Todavia, uma questão marcante em nossa época é a falta da contemplação. O homem democrático e igualitário médio, em especial, não é, por regra, contemplativo. Como bem diria Tocqueville, os tempos democráticos são propícios às idéias gerais e simplistas da realidade, principalmente entre os intelectuais. Tais concepções parecem amenizar a falta de reflexão do homem moderno, compensando sua fraqueza de pensamento. Além de serem genéricas, as opiniões comuns dos debates vigentes são transitórias e efêmeras, além de superficiais. O homem moderno talvez não tenha tempo para pensar. A contemplação dá lugar à ação. O prático e o momentâneo valem mais do que o reflexivo e lento. O curioso é que as idéias disseminadas em nosso meio querem sempre ser gerais, porém, partindo de perspectivas subjetivas, e por vezes absurdas, já que são opiniões que não querem ser provadas e sim pregadas como um tipo de ação retórica. Mas agradam as conveniências do momento, pois o importante não é comprovar um argumento por si mesmo e sim seduzir o maior número de adeptos. O contemplativo, o amante da verdade, é um ser em extinção.

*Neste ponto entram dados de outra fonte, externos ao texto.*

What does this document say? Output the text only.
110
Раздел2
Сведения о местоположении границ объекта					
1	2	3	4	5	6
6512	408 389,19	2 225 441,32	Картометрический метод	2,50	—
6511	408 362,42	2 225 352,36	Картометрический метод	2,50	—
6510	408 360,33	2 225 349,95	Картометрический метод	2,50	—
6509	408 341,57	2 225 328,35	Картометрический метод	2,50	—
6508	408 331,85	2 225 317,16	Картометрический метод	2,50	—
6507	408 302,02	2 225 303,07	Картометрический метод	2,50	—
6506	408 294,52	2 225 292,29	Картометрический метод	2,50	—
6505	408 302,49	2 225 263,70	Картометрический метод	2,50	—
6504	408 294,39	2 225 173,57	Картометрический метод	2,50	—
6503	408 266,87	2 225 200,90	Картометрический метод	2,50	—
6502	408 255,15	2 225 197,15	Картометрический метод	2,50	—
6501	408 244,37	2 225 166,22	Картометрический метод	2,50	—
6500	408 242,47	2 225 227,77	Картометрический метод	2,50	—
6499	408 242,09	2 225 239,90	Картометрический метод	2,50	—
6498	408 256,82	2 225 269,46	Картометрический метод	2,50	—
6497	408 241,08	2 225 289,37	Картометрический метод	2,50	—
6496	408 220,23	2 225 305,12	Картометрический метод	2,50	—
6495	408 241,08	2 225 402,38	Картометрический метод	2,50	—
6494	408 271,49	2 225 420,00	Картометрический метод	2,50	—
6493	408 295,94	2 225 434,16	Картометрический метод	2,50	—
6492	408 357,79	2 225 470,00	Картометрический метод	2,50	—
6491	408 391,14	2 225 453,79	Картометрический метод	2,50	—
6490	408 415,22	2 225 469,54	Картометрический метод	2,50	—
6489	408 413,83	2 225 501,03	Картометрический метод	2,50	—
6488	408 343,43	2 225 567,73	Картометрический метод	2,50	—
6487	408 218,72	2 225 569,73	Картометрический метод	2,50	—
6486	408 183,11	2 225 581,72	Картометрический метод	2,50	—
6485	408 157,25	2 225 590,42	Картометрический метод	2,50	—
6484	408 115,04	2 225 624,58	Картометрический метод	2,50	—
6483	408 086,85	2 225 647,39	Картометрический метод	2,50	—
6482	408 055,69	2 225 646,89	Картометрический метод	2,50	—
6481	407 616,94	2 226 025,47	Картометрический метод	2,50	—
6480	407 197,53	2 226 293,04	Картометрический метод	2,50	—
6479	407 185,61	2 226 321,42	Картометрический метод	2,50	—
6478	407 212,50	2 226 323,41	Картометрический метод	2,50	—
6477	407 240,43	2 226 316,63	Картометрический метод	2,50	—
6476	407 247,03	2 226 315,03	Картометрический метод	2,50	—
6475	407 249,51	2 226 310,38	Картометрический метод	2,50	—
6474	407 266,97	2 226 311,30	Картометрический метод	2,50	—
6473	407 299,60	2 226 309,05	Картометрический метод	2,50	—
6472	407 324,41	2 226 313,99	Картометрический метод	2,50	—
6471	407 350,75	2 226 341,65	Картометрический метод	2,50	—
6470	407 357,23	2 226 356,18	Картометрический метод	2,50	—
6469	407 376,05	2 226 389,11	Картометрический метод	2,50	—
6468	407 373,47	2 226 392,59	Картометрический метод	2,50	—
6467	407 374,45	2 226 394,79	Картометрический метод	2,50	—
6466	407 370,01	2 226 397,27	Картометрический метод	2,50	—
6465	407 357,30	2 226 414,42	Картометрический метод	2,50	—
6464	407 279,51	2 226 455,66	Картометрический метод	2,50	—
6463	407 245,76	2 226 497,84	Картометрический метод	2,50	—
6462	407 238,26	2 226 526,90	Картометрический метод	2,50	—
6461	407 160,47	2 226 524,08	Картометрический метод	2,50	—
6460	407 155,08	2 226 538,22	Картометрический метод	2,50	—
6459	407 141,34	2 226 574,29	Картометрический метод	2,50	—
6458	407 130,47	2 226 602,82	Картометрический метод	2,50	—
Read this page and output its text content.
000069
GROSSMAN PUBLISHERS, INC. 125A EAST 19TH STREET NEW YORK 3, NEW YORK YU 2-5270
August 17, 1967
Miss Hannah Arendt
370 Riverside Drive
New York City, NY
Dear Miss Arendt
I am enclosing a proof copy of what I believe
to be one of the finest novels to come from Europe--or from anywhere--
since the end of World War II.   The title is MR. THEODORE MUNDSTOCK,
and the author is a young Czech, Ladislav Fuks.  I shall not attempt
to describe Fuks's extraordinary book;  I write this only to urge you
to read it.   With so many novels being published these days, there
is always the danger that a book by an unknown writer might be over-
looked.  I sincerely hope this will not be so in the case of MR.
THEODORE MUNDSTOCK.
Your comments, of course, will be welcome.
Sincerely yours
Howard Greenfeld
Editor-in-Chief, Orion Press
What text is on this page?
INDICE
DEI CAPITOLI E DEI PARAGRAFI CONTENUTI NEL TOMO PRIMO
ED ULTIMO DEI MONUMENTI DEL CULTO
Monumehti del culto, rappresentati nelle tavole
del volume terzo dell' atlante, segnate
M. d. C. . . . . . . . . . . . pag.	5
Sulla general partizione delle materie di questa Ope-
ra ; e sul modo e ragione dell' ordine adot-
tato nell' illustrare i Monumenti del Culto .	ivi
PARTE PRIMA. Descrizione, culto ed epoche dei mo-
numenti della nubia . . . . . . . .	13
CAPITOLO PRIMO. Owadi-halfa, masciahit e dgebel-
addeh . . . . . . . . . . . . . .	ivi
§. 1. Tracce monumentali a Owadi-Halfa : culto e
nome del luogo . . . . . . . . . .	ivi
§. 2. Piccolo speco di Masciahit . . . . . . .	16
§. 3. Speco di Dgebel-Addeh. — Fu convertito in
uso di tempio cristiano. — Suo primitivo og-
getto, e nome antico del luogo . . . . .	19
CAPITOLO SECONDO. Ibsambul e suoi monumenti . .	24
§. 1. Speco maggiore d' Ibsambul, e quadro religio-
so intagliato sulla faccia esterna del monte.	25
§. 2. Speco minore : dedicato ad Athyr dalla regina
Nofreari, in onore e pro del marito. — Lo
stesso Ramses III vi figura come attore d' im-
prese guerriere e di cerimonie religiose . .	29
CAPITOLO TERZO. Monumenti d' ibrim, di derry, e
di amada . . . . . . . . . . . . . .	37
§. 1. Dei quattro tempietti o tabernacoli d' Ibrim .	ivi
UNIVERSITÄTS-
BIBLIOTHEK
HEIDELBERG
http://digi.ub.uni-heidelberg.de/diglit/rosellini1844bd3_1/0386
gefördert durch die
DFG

Dificilmente teremos em nossos tempos democráticos, um monge medieval, um aristocrata ou mesmo um asceta. Algo nesse sentido parece relegado ao passado. Todavia, se o intelectual do passado era um homem de contemplação, o intelectual moderno é um homem de ação. Ele é rude, direto, extremamente retórico, porém, pouco reflexivo. Ele não busca a verdade, mas milita numa causa. Ao invés de contemplação, ele projeta a realidade em que vive. E como é incapaz de entender os valores do passado, já que concebe sempre o mundo como imediato e presente, ele ignora completamente o legado do passado.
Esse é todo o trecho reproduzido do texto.